Cartographer’s Story #14, by Josie Sajbel
September 14th, 2016, was just another day. The clear, fall air was crisp, and the changing leaves were beginning to coat the streets of campus. I went to class, I read my textbooks, and I made myself dinner, all in pure oblivion that that day might be different.
For nine years I had played competitive volleyball, consumed by the sport as many high school athletes are. Sore muscles and 5-AM-Saturday-morning alarms were normal to me. In those nine years, I had been to three statewide and three nationwide tournaments, played in over 500 matches, and attended approximately 2,000 practices. By these standards, I had probably jumped hundreds of thousands of times. Unfortunately, one single jump made all the difference. It was the same as all of the others, until it wasn’t. That Wednesday, I went to practice, I jumped, I landed, and I suffered a complete tear of my left ACL in a horrific concoction of unnatural bends and twists, and not much has been the same since.
Post-surgery, it’s fair to assume that those who witnessed the unmistakable clicking of my bulky crutches briefly mourned the extensive physical pain that I had endured, but I often wondered if anyone thought of the accompanying emotional and traumatic pain. I was completely absent in both social and academic realms for quite some time.
What do you do when something that once relieved your stress and brought you happiness is not only impossible to do, but is now associated with a grotesque memory?
Not many people visited me while I sat on the couch with my leg propped up for weeks on end, icy water constantly pumping through my leg-length cast.
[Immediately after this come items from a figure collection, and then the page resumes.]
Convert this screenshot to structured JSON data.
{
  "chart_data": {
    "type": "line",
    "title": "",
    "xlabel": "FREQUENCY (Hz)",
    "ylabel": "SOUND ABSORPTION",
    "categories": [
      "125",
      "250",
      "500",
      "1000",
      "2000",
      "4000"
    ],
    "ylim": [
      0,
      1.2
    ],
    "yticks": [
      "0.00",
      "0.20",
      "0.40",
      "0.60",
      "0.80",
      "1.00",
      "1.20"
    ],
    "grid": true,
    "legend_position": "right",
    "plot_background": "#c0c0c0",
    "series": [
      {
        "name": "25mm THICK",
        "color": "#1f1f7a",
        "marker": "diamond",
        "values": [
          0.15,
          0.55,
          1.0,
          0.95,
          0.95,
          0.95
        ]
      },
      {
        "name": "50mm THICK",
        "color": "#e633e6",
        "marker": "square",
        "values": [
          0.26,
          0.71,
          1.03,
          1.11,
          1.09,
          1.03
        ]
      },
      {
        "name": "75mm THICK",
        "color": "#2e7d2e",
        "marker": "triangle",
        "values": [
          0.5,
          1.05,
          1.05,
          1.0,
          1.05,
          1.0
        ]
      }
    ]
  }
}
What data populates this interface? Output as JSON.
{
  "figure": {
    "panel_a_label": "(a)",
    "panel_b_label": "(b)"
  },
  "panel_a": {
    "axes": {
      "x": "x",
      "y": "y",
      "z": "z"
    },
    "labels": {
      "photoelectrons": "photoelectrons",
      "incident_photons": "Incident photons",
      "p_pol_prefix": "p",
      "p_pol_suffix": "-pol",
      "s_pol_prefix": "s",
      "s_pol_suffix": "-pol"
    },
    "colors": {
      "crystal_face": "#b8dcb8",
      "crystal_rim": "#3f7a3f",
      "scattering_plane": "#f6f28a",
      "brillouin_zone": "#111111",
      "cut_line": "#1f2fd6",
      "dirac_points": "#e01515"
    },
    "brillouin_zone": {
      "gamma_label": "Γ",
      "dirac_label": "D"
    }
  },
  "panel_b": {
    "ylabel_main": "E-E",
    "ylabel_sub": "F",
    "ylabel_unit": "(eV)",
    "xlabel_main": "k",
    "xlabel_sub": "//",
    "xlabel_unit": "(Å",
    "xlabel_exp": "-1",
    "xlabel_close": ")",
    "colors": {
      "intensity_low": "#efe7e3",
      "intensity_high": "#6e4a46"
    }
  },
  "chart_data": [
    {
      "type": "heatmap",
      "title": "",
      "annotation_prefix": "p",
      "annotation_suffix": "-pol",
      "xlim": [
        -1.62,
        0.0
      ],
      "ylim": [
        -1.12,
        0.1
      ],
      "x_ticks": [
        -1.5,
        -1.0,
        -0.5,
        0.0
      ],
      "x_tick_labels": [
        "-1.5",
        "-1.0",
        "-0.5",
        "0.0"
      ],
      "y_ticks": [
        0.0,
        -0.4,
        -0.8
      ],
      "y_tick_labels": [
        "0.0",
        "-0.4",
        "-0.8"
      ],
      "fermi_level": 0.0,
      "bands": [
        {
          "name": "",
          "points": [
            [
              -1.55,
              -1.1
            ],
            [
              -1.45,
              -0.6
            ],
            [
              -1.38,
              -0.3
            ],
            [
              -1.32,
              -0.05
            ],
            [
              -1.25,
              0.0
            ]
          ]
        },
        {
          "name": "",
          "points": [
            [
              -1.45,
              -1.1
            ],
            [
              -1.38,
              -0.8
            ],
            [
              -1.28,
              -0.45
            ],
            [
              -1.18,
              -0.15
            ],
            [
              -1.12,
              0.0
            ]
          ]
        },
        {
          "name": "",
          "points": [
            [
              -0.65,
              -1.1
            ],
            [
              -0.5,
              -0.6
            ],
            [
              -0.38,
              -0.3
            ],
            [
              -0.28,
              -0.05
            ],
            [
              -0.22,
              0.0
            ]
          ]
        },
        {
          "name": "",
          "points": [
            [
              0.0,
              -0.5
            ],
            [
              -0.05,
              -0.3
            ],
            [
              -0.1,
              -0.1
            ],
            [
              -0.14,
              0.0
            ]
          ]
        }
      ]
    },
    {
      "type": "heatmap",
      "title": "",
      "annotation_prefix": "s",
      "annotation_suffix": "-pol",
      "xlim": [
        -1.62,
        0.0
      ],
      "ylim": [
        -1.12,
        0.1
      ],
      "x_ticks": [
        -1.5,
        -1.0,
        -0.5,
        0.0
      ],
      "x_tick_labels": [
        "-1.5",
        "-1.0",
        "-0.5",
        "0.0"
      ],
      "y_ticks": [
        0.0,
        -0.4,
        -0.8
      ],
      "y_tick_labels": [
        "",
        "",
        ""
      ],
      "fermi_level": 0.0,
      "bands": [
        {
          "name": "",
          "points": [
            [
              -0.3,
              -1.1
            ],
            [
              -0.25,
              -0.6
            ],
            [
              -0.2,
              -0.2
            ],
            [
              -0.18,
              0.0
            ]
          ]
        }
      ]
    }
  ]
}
My mom took care of me, cooking what food I could stomach, tolerating alarms every three hours for a dose of painkillers, and eventually driving me to physical therapy. Long after the most painful parts of the process, I still don’t have the privilege of forgetting the incident, the souvenirs surfacing themselves on my very being in the form of soreness, aches, stiffness, and scars: reminders that I am not who I used to be in many ways.
What do you do when something that once relieved your stress and brought you happiness is not only impossible to do, but is now associated with a grotesque memory and subsequent months of suffering? Enter: Sun & Sets. The map pictured here was made in my very first cartography class, and I undoubtedly spent more time on it than was necessary given my lack of experience with Adobe software at the time. Even though I was still able to play volleyball when I created it, I think it was made during a time of transition, one of shifting passion.
Something that was once my entire life is now gone, and, through cartography, I have realized that that’s okay.
In the UW–Madison Department of Geography, I have found myself in a supportive community of acceptance, recognition, and belonging, one in which there is no winning or losing and we happily share talent with each other rather than competing for it. I designed this map during a time when volleyball was immediately what came to mind when people told me “map what you’re passionate about,” but I’m fairly sure that isn’t the case anymore. I have been incredibly lucky to be able to travel and to learn from some of the nation’s best geographers and cartographers, both of which have heightened my spatial awareness. I have discovered, simply, that there is so much more to experience in the world beyond athletics.
In high school, I had dreamed of playing volleyball for a university’s varsity team, and I nearly chose my school because of it. Entering UW–Madison labeled as “undecided” was one of the best decisions of my life, as it led me to realize my bigger purpose off the court. Something that was once my entire life is now gone, and, through an education in geography and cartography, I have realized that that’s okay. When things went unexpectedly wrong, maps gave me a leg to stand on.